Anche i personaggi intrappolati nel meccanismo della ripetizione sono vittima di una ‘decorporeizzazione’ che conduce all’annichilimento e alla morte. Infatti, chi viene sottoposto ai raggi della macchina di Morel, che hanno il potere di registrare le immagini dei corpi e di rendere pressoché immortale la loro immagine, è destinato a morire ricoperto di piaghe purulente. Quello sottoposto al processo di digitalizzazione, inserito nei meccanismi mostruosi di una macchina che condanna all’infinita ripetizione, è ormai un corpo putrefatto, inesorabilmente toccato dall’annientamento, destinato a trasformarsi in ombra inconsistente. Anche i personaggi del passato, intrappolati nel macchinario di Morel, in una illusione infinita come quella dei terribili marchingegni che David Cronenberg ci mostra in Videodrome (1983), sono gli inconsapevoli protagonisti di uno spettacolo che ha divorato il loro corpo e la loro anima, come gli utenti dell’universo digitale contemporaneo.
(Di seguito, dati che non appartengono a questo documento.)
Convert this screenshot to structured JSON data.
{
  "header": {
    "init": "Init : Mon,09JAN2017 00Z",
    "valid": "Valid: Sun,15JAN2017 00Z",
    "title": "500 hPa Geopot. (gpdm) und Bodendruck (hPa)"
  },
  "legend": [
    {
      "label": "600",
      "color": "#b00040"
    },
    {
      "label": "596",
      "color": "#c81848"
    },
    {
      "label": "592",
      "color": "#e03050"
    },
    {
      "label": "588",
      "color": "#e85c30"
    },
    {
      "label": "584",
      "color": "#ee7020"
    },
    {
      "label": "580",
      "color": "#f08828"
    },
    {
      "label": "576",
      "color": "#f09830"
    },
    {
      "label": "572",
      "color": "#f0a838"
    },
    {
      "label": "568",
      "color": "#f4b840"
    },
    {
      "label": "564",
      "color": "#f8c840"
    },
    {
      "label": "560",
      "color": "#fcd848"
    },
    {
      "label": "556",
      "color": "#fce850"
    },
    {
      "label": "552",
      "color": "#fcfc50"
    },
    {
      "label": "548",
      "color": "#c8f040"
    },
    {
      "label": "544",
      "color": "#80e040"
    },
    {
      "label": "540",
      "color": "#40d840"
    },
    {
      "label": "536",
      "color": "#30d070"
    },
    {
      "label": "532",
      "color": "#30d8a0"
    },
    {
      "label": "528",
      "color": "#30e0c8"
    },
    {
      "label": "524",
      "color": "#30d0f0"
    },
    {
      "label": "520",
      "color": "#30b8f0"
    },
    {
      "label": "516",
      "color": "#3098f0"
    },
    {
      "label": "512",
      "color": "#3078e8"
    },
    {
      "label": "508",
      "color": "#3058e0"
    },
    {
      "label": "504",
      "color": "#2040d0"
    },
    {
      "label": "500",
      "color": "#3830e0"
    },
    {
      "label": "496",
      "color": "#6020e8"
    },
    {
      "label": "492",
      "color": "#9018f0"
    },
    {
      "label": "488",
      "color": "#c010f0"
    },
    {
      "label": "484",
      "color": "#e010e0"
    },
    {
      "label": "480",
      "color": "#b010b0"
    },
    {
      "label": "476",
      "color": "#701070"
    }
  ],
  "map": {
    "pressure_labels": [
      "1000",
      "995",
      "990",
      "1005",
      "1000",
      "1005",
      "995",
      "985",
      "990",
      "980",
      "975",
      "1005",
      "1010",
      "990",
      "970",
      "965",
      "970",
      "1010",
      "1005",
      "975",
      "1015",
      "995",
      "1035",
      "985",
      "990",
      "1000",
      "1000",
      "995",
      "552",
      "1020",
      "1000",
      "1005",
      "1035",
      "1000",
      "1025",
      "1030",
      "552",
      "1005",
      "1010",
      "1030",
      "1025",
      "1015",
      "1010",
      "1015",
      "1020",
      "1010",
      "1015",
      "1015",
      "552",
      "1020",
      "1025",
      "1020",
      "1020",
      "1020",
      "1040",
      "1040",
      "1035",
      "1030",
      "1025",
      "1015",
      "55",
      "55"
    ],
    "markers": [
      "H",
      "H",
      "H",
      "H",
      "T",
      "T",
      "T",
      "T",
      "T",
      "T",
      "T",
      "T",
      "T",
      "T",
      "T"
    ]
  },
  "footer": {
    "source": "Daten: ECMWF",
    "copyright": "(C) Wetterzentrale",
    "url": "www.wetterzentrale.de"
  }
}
Lo stesso protagonista si renderà conto di essere fuggito da un carcere per capitare in un carcere ancora peggiore, in uno spazio inquietante e annichilente. Ormai trasformatosi definitivamente in automa e innamoratosi di una donna-immagine, simulacro spettrale di tutte le donne reali (come la bambola meccanica di cui si innamora il Casanova ne Il Casanova di Federico Fellini, che uscirà due anni dopo L’invenzione di Morel), sceglie di sacrificare il proprio corpo e la propria vita per consegnarsi volontariamente alla finzione, alla ripetizione, all’annichilimento del corpo e della coscienza per divenire ombra, spettro, immagine riproducibile all’infinito rischiando di restare imprigionato nella stanza dei macchinari, nella quale il sibilo barbarico del vento è sostituito da un cupo e insistente ronzio meccanico. E se alla fine il protagonista distruggerà, in un estremo impeto di ribellione, quelle crudeli macchine, lo spazio inquietante ha avuto ormai il sopravvento, uno spazio che avanza inesorabile e che renderà inquietante ogni lembo di qualsiasi presunta, sopravvissuta realtà.